Wednesday, September 11, 2013

Crater Lake

We have unfortunately now moved inland from the costal areas.  I say unfortunately because here, in Grant’s Pass Oregon, there is a heat wave going on.  It is a bit much to take because we are now 20 degrees hotter!  However, it does cool down at night.  We did not have any plans to visit Crater Lake as we had seen it in years past.  John was considering returning there, and once I saw that area’s weather report, I needed no convincing to head north to the lake.  Grant’s Pass sits in the Rogue River valley and our trip followed a scenic byway along the Rogue River.  One of the important spots to see along that highway is the Rogue River Gorge.  We hiked on an overlook above the gorge and an interpretive sign along the way noted that the gorge was likely formed by the collapse of lava tubes and the force of the river as it followed fractures between layers of lava.  The river gorge is quite narrow and the river follows a very rocky and wild course as it tumbles down into the canyon.
 At the end of the overlook our trail abruptly ended and the river above the canyon cascades down in a series of waterfalls.
That was a beautiful sight, but Crater Lake topped the beauty which we had just seen.
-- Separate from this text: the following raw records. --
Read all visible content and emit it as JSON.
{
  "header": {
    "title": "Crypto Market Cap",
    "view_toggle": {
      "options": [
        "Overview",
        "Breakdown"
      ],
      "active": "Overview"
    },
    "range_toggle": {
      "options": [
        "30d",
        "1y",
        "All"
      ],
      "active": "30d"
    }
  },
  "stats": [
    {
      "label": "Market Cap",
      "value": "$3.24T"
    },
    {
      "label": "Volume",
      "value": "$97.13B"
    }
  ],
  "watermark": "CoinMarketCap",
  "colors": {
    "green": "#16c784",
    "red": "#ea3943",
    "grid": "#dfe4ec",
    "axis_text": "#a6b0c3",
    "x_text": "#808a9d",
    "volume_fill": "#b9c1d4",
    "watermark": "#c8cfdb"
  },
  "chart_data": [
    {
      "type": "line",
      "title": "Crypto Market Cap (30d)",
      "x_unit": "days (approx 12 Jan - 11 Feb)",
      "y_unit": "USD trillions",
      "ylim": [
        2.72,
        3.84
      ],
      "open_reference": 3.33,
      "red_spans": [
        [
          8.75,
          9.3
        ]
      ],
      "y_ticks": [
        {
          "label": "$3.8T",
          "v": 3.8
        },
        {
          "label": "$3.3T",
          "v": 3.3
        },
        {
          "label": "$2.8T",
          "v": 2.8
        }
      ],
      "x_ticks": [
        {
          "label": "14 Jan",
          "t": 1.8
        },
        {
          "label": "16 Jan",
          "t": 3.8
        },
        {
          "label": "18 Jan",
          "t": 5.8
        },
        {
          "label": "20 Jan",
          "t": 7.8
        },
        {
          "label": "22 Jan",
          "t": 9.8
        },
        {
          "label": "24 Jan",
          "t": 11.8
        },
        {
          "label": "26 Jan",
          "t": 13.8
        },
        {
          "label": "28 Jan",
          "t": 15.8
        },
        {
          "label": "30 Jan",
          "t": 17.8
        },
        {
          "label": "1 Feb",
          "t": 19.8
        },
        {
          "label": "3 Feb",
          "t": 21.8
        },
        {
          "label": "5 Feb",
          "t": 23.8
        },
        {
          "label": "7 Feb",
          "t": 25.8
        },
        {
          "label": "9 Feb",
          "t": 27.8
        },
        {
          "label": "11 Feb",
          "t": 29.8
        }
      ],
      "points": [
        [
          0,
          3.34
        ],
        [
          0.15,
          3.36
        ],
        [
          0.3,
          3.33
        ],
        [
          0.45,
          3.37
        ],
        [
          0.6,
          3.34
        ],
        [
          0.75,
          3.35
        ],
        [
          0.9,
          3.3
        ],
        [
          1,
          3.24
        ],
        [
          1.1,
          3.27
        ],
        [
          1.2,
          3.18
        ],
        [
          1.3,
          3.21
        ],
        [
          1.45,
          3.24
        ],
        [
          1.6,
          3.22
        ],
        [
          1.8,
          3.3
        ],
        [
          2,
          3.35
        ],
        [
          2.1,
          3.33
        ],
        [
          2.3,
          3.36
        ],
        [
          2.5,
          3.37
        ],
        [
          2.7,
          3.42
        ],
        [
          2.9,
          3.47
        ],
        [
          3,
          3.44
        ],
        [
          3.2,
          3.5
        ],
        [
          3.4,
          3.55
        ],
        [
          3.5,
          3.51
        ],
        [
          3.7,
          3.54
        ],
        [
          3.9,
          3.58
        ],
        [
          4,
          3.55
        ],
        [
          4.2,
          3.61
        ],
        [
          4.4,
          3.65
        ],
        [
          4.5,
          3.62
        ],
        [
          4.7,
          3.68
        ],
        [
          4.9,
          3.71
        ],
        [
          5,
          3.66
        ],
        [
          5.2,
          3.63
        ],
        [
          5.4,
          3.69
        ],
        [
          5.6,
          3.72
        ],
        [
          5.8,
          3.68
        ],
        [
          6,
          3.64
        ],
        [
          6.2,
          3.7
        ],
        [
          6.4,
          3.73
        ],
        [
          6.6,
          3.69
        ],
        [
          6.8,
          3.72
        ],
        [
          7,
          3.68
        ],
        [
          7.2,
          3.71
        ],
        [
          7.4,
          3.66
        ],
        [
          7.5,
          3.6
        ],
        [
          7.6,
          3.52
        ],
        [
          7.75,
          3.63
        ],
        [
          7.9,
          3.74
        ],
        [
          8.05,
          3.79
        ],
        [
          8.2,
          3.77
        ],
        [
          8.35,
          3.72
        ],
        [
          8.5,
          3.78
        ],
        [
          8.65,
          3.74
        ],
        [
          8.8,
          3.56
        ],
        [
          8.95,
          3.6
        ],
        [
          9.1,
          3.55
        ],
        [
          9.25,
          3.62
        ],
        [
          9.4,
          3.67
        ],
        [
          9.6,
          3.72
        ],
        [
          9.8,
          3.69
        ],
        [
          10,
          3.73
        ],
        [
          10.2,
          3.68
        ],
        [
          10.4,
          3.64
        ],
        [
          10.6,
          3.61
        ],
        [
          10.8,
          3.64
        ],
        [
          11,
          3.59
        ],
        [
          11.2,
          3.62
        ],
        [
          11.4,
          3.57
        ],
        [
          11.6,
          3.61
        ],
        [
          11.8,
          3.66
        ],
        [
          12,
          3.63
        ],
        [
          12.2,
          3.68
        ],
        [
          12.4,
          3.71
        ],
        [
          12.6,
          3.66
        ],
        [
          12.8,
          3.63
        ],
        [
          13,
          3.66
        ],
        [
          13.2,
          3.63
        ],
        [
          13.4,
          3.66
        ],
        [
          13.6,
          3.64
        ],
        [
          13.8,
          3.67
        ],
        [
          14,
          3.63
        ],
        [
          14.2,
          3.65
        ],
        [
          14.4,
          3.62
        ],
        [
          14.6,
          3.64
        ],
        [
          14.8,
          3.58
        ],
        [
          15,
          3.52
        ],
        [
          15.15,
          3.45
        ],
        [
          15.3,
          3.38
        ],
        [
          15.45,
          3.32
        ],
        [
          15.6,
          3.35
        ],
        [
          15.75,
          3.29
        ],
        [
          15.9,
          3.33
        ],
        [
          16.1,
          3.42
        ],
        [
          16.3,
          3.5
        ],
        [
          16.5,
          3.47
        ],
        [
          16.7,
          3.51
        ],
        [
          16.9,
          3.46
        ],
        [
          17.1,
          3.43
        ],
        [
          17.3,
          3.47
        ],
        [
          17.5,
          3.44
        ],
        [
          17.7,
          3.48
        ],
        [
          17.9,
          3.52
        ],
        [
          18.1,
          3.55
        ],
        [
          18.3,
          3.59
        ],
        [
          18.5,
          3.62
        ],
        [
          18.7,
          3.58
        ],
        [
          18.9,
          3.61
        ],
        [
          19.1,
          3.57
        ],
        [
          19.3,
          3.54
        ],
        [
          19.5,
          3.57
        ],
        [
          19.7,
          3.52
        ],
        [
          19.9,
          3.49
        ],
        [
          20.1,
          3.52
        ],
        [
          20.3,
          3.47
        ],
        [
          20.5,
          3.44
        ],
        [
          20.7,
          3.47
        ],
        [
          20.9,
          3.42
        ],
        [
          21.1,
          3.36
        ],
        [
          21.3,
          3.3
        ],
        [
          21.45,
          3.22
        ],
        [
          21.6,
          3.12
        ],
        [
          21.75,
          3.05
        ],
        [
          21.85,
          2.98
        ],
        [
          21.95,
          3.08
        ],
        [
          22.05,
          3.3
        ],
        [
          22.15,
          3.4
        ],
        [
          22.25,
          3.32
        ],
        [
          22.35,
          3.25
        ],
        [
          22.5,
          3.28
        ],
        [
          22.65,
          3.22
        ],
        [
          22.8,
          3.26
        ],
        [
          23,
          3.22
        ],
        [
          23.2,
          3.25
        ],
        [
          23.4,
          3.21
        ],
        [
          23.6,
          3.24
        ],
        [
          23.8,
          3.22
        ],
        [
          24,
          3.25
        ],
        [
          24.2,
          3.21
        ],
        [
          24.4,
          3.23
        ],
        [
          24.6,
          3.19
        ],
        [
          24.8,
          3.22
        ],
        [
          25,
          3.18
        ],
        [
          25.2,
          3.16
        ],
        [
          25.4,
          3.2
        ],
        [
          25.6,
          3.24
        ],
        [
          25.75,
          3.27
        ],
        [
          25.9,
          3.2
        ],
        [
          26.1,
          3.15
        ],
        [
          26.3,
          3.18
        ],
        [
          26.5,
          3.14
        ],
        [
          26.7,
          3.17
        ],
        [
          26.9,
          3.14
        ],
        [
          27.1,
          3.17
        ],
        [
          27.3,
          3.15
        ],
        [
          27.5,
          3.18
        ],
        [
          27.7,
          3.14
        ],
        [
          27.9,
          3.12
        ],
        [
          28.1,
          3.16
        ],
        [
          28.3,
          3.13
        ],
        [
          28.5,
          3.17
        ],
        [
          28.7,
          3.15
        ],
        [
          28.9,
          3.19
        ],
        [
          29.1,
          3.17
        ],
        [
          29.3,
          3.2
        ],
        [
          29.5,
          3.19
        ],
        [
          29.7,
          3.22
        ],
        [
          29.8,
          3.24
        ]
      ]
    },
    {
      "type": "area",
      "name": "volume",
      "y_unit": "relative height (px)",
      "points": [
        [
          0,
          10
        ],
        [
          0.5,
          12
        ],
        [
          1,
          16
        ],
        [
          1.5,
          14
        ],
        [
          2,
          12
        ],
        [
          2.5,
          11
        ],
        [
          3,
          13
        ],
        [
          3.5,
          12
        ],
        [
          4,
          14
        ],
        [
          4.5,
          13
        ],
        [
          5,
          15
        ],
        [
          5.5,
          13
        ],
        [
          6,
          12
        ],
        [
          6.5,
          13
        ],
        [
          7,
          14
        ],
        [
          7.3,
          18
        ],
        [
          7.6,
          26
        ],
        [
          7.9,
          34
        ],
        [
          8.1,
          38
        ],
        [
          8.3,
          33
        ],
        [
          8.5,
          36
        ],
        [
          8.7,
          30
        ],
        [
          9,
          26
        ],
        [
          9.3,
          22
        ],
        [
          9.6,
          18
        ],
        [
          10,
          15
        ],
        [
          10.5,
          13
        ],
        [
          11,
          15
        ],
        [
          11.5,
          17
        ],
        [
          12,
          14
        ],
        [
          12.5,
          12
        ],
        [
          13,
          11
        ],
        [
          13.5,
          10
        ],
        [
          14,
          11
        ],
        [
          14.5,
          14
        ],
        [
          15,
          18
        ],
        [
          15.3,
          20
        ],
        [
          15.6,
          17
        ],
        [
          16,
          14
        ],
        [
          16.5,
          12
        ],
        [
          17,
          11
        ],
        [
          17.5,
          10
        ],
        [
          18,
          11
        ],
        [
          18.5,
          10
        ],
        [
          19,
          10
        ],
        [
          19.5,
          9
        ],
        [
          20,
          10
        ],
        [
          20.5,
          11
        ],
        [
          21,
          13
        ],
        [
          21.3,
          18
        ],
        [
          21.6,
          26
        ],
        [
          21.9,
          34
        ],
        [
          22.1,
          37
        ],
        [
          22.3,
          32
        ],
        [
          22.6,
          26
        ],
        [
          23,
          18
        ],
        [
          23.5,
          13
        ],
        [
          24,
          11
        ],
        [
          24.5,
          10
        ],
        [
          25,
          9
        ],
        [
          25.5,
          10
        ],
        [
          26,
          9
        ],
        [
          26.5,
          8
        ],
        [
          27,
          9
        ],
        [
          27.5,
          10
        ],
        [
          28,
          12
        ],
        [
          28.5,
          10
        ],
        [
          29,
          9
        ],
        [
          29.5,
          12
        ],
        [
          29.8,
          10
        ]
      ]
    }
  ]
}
The deep blue color of the lake was what immediately caught our eyes.  The lake is the deepest freshwater lake in the United States, no streams empty into it.  The clarity of it goes down 143 feet deep, which is a world’s record.  The history of the lake goes back many years when Mt. Mazama sat where it is sitting now.  The park’s brochure explains very succinctly what happened when it errupted: “ it blew, it fell, and it filled".  The volcano created a caldera, which became a lake that filled after centuries of rain and snowfall.  We hiked along the rim, soaking up the lake’s beauty from every angle.  Douglas firs and hemlocks frame the scenic picture, as well as precipitous rock walls.  
 Off in the distance in the lake we could see Wizard Island, pictured above.  It is a cinder cone which formed after the eruption.  During the summer months the park offers boat rides to the island, and it is possible to hike to the top of it.  We drove further southwest along the rim where we got a closer look at other features of the lake.
The explosion of the volcano created massive grey cliffs; we stopped to view two of them, one of which is named by Native Americans as Llao Rock.  After the eruption the area became an important ritual site for the tribes of the area, they perceive that spirits inhabit the volcanic terain.  We did not complete our drive around the rim because it was getting late in the day.  There is much more to see at Crater Lake, but we wanted to see the Rogue-Umpqua Scenic Byway before it got dark.  The road took us through a pumice desert and offered us stunning views of large rock pinnacles, as well as the rushing Umpqua River.